Così, poco a poco, ci si assuefà. A una democrazia-per-così-dire. Non si tratta neppure più della post-democrazia, ridotta al rito elettorale, cui fa riferimento Colin Crouch. Perché, nella post-Italia, descritta da Berselli giusto 10 anni fa, anche il rito elettorale è divenuto indifferente e irrilevante. La polemica politica e fra politici esiste solo nei talk televisivi. La partecipazione dei cittadini diventa poco influente e rilevante. Emerge ed è visibile solo attraverso alcune esplosioni di protesta “localizzate”, su problemi territorialmente definiti (come quella dei No Tav, in Val di Susa). È una democrazia “eccezionale”, dove l’eccezione è la regola. Dove, per l’Opinione Pubblica, l’anormalità diventa normale. Dove i casi di questi giorni, di queste settimane, di questi anni non suscitano scandalo e tanto meno indignazione. Abbassano appena gli indici del consenso al governo e al premier. Senza comprometterli.
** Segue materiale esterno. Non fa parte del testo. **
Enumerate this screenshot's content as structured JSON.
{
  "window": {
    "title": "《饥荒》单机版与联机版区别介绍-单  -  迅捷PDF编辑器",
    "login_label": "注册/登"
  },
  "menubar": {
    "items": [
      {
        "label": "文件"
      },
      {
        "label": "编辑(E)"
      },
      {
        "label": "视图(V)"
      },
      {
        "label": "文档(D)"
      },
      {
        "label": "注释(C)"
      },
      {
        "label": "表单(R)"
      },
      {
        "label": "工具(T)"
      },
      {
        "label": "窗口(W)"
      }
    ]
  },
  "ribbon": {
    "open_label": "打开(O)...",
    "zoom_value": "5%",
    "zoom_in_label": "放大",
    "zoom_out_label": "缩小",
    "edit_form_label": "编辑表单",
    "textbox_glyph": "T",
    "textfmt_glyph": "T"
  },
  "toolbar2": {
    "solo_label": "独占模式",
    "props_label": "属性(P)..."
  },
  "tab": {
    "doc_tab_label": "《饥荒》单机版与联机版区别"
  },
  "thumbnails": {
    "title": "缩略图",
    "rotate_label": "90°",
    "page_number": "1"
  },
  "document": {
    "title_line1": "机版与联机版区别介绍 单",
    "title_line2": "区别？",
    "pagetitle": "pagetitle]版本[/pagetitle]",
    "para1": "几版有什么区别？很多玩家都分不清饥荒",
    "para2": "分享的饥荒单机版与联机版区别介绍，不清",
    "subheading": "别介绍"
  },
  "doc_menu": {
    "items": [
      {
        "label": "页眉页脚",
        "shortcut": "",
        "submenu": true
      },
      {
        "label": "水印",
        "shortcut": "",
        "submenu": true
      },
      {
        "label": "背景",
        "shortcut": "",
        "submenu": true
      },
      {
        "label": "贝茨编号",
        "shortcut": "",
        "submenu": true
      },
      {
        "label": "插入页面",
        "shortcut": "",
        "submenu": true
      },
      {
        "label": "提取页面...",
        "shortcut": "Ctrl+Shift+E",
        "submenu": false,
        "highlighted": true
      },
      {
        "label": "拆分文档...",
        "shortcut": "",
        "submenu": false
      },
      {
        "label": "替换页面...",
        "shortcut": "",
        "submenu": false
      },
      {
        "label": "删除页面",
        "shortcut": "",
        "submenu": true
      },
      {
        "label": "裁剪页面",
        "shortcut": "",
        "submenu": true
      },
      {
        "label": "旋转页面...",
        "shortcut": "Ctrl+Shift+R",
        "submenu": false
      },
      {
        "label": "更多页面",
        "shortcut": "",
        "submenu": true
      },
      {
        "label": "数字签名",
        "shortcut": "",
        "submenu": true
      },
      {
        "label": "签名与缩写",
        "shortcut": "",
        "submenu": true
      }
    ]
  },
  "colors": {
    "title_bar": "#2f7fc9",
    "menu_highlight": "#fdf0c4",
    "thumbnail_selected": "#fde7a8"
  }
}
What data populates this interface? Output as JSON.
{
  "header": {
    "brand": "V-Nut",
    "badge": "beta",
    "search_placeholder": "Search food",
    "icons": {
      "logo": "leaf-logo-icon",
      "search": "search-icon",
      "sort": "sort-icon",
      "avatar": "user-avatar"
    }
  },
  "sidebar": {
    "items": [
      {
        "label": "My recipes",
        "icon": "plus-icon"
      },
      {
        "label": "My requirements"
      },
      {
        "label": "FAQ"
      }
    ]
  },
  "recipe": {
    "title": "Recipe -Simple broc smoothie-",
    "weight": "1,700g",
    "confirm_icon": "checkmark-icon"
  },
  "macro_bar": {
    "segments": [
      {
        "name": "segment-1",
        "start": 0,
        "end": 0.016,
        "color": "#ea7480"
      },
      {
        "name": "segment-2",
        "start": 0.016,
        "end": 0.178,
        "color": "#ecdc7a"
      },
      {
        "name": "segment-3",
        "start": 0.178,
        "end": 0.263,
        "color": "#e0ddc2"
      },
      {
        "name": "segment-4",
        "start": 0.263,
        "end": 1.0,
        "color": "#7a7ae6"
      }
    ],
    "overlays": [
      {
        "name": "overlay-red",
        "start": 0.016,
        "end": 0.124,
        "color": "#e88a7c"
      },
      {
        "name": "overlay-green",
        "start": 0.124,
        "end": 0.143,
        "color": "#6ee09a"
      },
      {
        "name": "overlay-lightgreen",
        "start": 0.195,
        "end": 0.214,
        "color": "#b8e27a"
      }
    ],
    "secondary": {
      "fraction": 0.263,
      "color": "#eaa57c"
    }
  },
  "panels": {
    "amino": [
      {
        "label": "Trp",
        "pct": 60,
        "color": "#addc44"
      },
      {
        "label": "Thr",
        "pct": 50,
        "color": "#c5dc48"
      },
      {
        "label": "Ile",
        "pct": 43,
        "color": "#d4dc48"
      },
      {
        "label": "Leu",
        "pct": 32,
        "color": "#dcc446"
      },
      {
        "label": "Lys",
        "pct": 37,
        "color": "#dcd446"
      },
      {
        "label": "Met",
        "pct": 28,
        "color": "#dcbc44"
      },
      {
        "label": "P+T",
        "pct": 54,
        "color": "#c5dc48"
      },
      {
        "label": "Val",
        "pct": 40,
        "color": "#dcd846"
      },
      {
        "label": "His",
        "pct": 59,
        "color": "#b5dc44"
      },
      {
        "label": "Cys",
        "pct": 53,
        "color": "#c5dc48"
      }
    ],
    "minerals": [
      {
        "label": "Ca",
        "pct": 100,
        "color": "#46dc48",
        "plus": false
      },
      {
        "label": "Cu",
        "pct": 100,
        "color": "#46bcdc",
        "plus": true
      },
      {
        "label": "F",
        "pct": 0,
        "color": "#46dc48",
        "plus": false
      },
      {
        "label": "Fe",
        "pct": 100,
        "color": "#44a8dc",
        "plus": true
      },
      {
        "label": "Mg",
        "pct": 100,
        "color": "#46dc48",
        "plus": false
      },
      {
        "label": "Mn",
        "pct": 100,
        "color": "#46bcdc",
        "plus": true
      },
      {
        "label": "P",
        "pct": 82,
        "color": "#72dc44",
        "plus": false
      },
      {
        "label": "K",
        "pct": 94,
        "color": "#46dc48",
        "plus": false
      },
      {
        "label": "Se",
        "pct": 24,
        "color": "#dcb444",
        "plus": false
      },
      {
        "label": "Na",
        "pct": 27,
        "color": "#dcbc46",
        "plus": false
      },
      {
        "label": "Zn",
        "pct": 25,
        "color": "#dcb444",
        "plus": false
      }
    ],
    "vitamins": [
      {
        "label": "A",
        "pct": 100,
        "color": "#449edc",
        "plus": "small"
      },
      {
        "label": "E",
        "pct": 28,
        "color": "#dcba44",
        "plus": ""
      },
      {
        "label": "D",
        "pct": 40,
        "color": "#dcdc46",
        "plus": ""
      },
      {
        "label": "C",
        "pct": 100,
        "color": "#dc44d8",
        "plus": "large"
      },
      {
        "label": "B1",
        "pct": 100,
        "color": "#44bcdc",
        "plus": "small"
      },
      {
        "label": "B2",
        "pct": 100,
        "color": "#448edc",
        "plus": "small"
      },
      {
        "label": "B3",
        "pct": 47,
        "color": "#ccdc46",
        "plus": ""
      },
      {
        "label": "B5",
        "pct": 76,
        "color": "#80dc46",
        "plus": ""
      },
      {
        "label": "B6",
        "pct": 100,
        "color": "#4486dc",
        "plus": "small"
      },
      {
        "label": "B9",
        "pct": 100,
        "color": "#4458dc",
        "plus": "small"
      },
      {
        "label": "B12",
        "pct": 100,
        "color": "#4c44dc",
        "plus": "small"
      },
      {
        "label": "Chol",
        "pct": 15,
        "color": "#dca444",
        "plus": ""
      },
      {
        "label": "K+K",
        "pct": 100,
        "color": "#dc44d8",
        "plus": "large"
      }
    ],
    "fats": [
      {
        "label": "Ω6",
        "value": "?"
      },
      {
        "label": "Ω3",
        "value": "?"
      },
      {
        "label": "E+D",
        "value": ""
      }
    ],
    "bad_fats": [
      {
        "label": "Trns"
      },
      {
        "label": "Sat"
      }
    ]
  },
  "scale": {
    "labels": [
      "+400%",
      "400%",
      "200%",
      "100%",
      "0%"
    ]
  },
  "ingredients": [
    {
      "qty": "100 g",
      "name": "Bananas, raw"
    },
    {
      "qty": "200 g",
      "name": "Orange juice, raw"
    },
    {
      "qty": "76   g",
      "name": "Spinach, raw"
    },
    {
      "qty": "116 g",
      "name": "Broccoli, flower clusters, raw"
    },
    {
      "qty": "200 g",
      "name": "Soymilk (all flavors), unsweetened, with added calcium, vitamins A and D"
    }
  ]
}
Si traducono, al massimo, in un’onda anomala del voto o del “non voto”. Mentre gli “anticorpi della democrazia”, come li ha definiti Giovanni Sartori, finiscono liquefatti nel “senso comune”. Assai più diffuso e influente, in Italia, del “senso civico”.

Per questo conviene preoccuparsi. Io, almeno, mi preoccupo. Sulla nostra democrazia rappresentativa: tira una brutta aria.